Em seguida aparecem como aptos a operar mudanças no país Joaquim Barbosa
(14%), Marina Silva (11%), Aécio Neves (10%) e Eduardo Campos (5%).
Essa pergunta foi estimulada pelo Datafolha, mostrando os nomes dos
políticos. Os entrevistados só podiam escolher uma das opções
apresentadas.
O resultado dessa sondagem corrobora a tese segundo a qual os candidatos
de oposição até o momento foram incapazes de incorporar o papel de
representantes das mudanças desejadas pelo eleitorado.
Embora esse sentimento a favor de mudanças seja sempre alto, não se
trata de algo homogêneo. A taxa é de 60% em cidades pequenas (até 50 mil
habitantes) e sobe para 75% nas metrópoles (mais de 500 mil
habitantes). No Sudeste, 71% desejam ações diferentes do próximo
governo. No Nordeste, o percentual desce para 64%. No Centro-Oeste e no
Norte, é de 58%.
Entre os jovens de 16 a 24 anos, a taxa de mudancistas vai a 70%. Na
faixa dos que têm 60 anos ou mais, o percentual cai para 59%.
Eduardo Campos é o mais jovem pré-candidato a presidente, com 48 anos.
Segundo o Datafolha, entre os que declaram voto no candidato do PSB, 91%
pedem mudanças no próximo governo.
ECONOMIA
De novembro para cá, o Datafolha apurou que os brasileiros ficaram menos
otimistas com a situação econômica pessoal. O percentual dos que acham
que haverá melhora nos próximos meses caiu de 56% para 49%.

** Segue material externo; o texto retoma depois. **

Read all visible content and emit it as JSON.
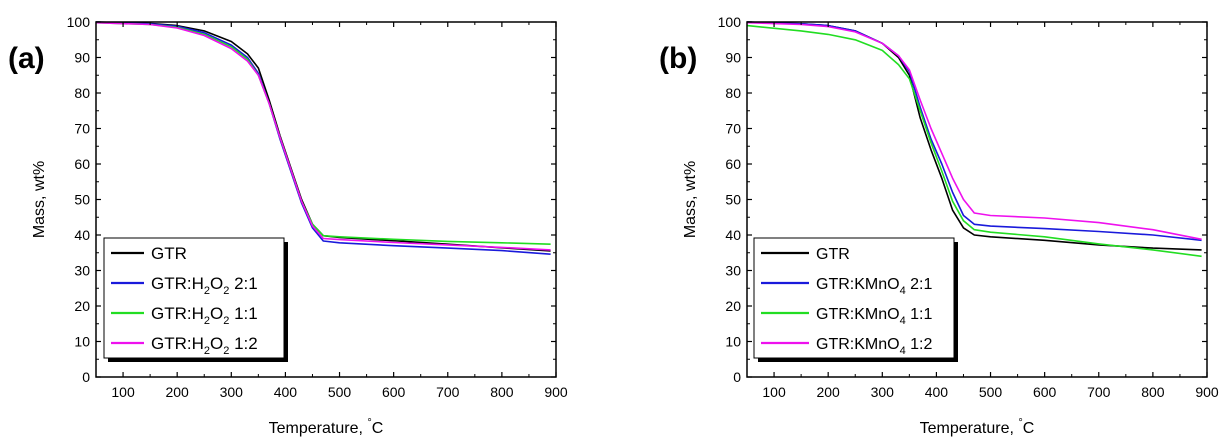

Esses 49% ficam próximos dos 47% de outubro passado, indicando que a
sensação de bem-estar, natural no final do ano, dissipou-se. Esse é um
fenômeno comum.
Os assalariados tendem a ficar mais otimistas quando o final do ano se
aproxima, há o pagamento do 13º salário e muitos saem em férias. Quando
chega janeiro, há a volta ao trabalho, o pagamento de impostos (IPTU,
IPVA e outros) e o mau humor retorna sobre as perspectivas econômicas.

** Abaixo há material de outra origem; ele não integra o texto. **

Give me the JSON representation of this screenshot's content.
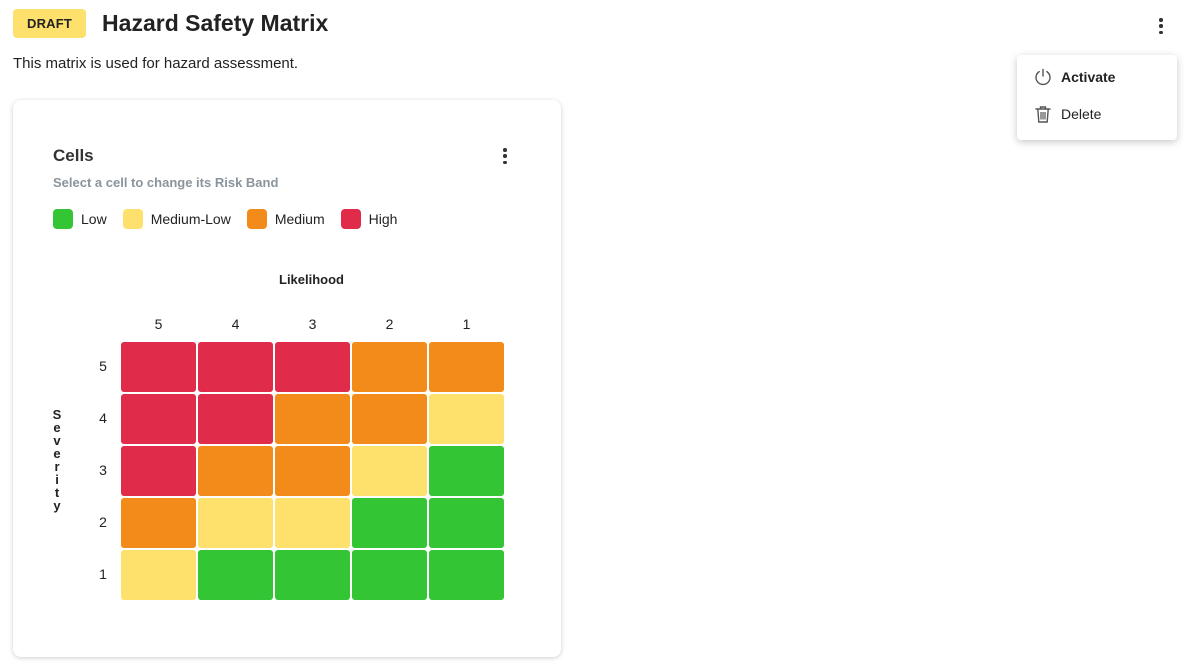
{
  "header": {
    "status": "DRAFT",
    "title": "Hazard Safety Matrix",
    "description": "This matrix is used for hazard assessment."
  },
  "menu": {
    "items": [
      {
        "label": "Activate",
        "icon": "power-icon"
      },
      {
        "label": "Delete",
        "icon": "trash-icon"
      }
    ]
  },
  "card": {
    "title": "Cells",
    "hint": "Select a cell to change its Risk Band"
  },
  "legend": [
    {
      "label": "Low",
      "color": "#34c534"
    },
    {
      "label": "Medium-Low",
      "color": "#fde16c"
    },
    {
      "label": "Medium",
      "color": "#f28b1a"
    },
    {
      "label": "High",
      "color": "#e02b4a"
    }
  ],
  "matrix": {
    "x_axis_label": "Likelihood",
    "y_axis_label": "Severity",
    "columns": [
      "5",
      "4",
      "3",
      "2",
      "1"
    ],
    "rows": [
      "5",
      "4",
      "3",
      "2",
      "1"
    ],
    "cells": [
      [
        "High",
        "High",
        "High",
        "Medium",
        "Medium"
      ],
      [
        "High",
        "High",
        "Medium",
        "Medium",
        "Medium-Low"
      ],
      [
        "High",
        "Medium",
        "Medium",
        "Medium-Low",
        "Low"
      ],
      [
        "Medium",
        "Medium-Low",
        "Medium-Low",
        "Low",
        "Low"
      ],
      [
        "Medium-Low",
        "Low",
        "Low",
        "Low",
        "Low"
      ]
    ]
  }
}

Essa sazonalidade também aparece quando o Datafolha pergunta a respeito
do aumento do poder de compra dos salários. Para 32%, isso vai ocorrer
nos próximos meses. Esse é um patamar próximo aos 30% de outubro. Em
novembro, a taxa estava mais alta, em 38%.
Quem está mais otimista sobre o aumento do poder de compra dos salários
são os moradores das regiões Norte e Centro-Oeste (41%). Entre os mais
pessimistas sobre os salários estão os que têm ensino superior (42%) e
os moradores do Sudeste (37%).
As preocupações com a inflação e o desemprego se mantiveram em patamares
altos nesta pesquisa Datafolha, porém estáveis. As taxas estão
inalteradas ou variando no limite da margem de erro da pesquisa, que é
de dois pontos percentuais, para mais ou para menos.
No caso da alta dos preços, 59% dos brasileiros acham que isso vai
acontecer nos próximos meses. Essa taxa é igual à apurada em novembro
passado. Ocorre que esse é o nível mais alto já registrado durante a
administração de Dilma Rousseff.
No caso do desemprego, houve uma variação do percentual dentro do limite
máximo da margem de erro. Hoje, 39% dos brasileiros acham que haverá
mais desemprego nos próximos meses. Em novembro, a taxa era de 43%.